La première table-ronde, quant à elle, traitait du big data (ou pilotage de gros volume de données), autour d’un panel de choix : le Dr Laurent Alexandre, directeur de DNA Vision, Henri Verdier, responsable de l’ouverture des données publiques au sein du gouvernement, Philippe Tcheng, Vice-Président des relations gouvernementales France chez Sanofi, Martin Hirsch, le directeur de l’AP-HP, et Patrick Errardt, président du LEEM. « Commençons par  organiser ces données en développant des algortithmes pour améliore l’efficience du soin (prescription diagnostic, thérapeutique » déclare ce dernier.   » Finis les algorithmes à la papa, ils sont inadaptés à l’ère du deep learning et de l’IA » a tranché Laurent Alexandre péremptoire « Sur 3 milliards de bases ADN, il y a 2 millions de sites connus pour des mutations, et il y en a probablement 1 milliard. Nous savons que nous avons deux millions de mutations par rapport au golden standard de notre génome. Il faut des cohortes de 100 à 200 millions de patients pour faire des logiciels de diagnostic. A l’échelle de notre pays, nous avons des petites cohortes. Ce n’est même pas à notre portée, nous allons passer à une échelle européenne ou internationale avec des acteurs comme Baidu ou Ali Baba qui s’intéressent à l’IA et à la génétique.

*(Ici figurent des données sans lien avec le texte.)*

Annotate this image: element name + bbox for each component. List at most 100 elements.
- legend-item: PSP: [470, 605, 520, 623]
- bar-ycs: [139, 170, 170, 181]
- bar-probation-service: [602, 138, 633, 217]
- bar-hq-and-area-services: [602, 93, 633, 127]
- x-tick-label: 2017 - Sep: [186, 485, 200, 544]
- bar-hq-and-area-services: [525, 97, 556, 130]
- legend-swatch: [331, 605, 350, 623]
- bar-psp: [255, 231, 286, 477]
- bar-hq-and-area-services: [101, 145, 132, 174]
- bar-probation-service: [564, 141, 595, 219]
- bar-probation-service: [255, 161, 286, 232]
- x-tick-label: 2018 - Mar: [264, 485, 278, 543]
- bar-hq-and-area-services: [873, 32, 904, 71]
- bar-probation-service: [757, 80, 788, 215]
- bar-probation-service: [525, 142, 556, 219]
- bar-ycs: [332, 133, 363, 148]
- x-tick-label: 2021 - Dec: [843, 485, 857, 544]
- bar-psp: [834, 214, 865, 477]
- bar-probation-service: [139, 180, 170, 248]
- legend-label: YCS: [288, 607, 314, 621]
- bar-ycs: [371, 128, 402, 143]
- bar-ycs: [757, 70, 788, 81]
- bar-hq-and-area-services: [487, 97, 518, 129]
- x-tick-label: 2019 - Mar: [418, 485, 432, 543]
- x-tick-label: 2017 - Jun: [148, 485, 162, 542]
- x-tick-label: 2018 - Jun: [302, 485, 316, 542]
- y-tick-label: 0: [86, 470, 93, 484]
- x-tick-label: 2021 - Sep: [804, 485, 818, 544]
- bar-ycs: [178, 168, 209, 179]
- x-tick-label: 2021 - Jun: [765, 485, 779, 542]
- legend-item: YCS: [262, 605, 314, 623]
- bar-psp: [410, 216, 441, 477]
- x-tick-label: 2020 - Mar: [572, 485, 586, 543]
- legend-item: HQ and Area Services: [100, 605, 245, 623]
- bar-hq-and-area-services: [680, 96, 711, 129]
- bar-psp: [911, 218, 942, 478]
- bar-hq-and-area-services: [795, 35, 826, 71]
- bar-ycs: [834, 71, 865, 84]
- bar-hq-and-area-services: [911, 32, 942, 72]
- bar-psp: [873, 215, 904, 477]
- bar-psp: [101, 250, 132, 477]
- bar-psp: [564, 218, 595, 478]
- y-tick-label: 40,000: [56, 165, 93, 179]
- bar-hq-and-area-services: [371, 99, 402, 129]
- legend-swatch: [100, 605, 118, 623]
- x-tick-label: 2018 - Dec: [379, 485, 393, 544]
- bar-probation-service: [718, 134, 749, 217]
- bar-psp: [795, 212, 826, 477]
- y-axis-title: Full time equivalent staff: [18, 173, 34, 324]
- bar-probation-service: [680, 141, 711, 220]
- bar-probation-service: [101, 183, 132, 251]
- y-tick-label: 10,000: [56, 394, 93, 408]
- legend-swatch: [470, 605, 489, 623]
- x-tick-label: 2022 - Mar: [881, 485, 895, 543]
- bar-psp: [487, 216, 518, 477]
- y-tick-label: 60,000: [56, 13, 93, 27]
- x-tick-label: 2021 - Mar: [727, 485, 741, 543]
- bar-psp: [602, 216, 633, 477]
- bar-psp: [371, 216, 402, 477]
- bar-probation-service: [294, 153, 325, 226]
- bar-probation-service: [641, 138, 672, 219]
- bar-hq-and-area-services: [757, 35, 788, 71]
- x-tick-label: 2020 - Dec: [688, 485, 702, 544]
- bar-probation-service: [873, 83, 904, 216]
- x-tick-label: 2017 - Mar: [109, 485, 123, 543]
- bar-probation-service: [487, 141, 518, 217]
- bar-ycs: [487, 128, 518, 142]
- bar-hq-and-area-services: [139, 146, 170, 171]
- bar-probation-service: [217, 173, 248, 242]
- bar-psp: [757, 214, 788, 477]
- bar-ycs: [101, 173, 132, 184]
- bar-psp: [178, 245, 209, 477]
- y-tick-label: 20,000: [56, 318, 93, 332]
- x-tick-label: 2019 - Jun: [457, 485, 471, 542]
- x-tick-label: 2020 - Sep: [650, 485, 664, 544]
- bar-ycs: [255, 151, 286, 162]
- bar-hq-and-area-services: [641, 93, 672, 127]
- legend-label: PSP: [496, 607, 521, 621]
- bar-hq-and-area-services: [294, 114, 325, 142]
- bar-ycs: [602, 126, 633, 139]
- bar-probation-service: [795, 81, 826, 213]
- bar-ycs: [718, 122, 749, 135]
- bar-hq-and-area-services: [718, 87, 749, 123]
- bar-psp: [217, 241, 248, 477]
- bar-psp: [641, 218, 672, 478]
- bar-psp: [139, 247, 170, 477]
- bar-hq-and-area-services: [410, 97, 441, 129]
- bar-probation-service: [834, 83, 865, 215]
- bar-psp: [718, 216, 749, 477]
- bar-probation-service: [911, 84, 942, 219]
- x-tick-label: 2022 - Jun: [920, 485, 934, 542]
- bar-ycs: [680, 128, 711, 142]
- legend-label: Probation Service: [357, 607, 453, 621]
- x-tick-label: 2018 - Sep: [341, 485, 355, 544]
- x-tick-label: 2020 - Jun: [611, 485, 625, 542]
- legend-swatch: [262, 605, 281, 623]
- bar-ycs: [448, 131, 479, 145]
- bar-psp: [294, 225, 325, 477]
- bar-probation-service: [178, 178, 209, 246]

Et ça pour des raisons de microéconomie. L’investissement va être considérable, entre 10 et 100 milliards de dollars, et nous allons connaître dans la médecine des effets de taille critiques. Le coût marginal d’utilisation de ces logiciels sera nul ensuite » poursuit Laurent Alexandre. Pour atteindre cet objectif, il n’y aura pas 1500 plateformes, tout au plus une quinzaine au niveau mondial. Cela se fera donc à au niveau d’oligopoles, à l’échelle transnationale. « Et dire qu’il a fallu 50 ans pour qu’on se rende compte qu’une molécule utilisée dans les années 60 améliorait l’état des patients diabétiques . Et là ce n’est pas la France qui est en cause mais le système à l’échelle mondial. Philippe Tcheng s’est empressé de préciser que si Sanofi, spécialiste du diabète, avait signé une joint-venture à 50/50 avec Google Life Science c’était bien en vue d’élargir le spectre des données au niveau international avec une grande ambition de mieux soigner les patients diabétiques. ».  Avec les tablettes et les smartphones on est en train d’inventer une image digitale du monde. Il y a longtemps que des sociétés américaines prédisent le diabète en configurant votre style de vie d’après vos données. Les conséquences les plus importantes sont presque sociologiques, la frontières entre des données de santé, de bien-être ou de vie s’amenuise. Le barycentre se déplace et, face à Apple ou Microsoft, nous avons perdu le pouvoir. (…) Rien ne nous empêche de réfléchir au modèle social que nous allons fabriquer » déclare Henri Verdier qui, au sein même du ministère, déplore l’insuffisance de la mobilisation pour prendre position dans le big data :« Il faudrait que nos élites s’intéressent à l’informatique. Le plus inquiétant est ce défaut global de pensée en informatique, pas seulement en France, même aux Etats-Unis» considère-t-il.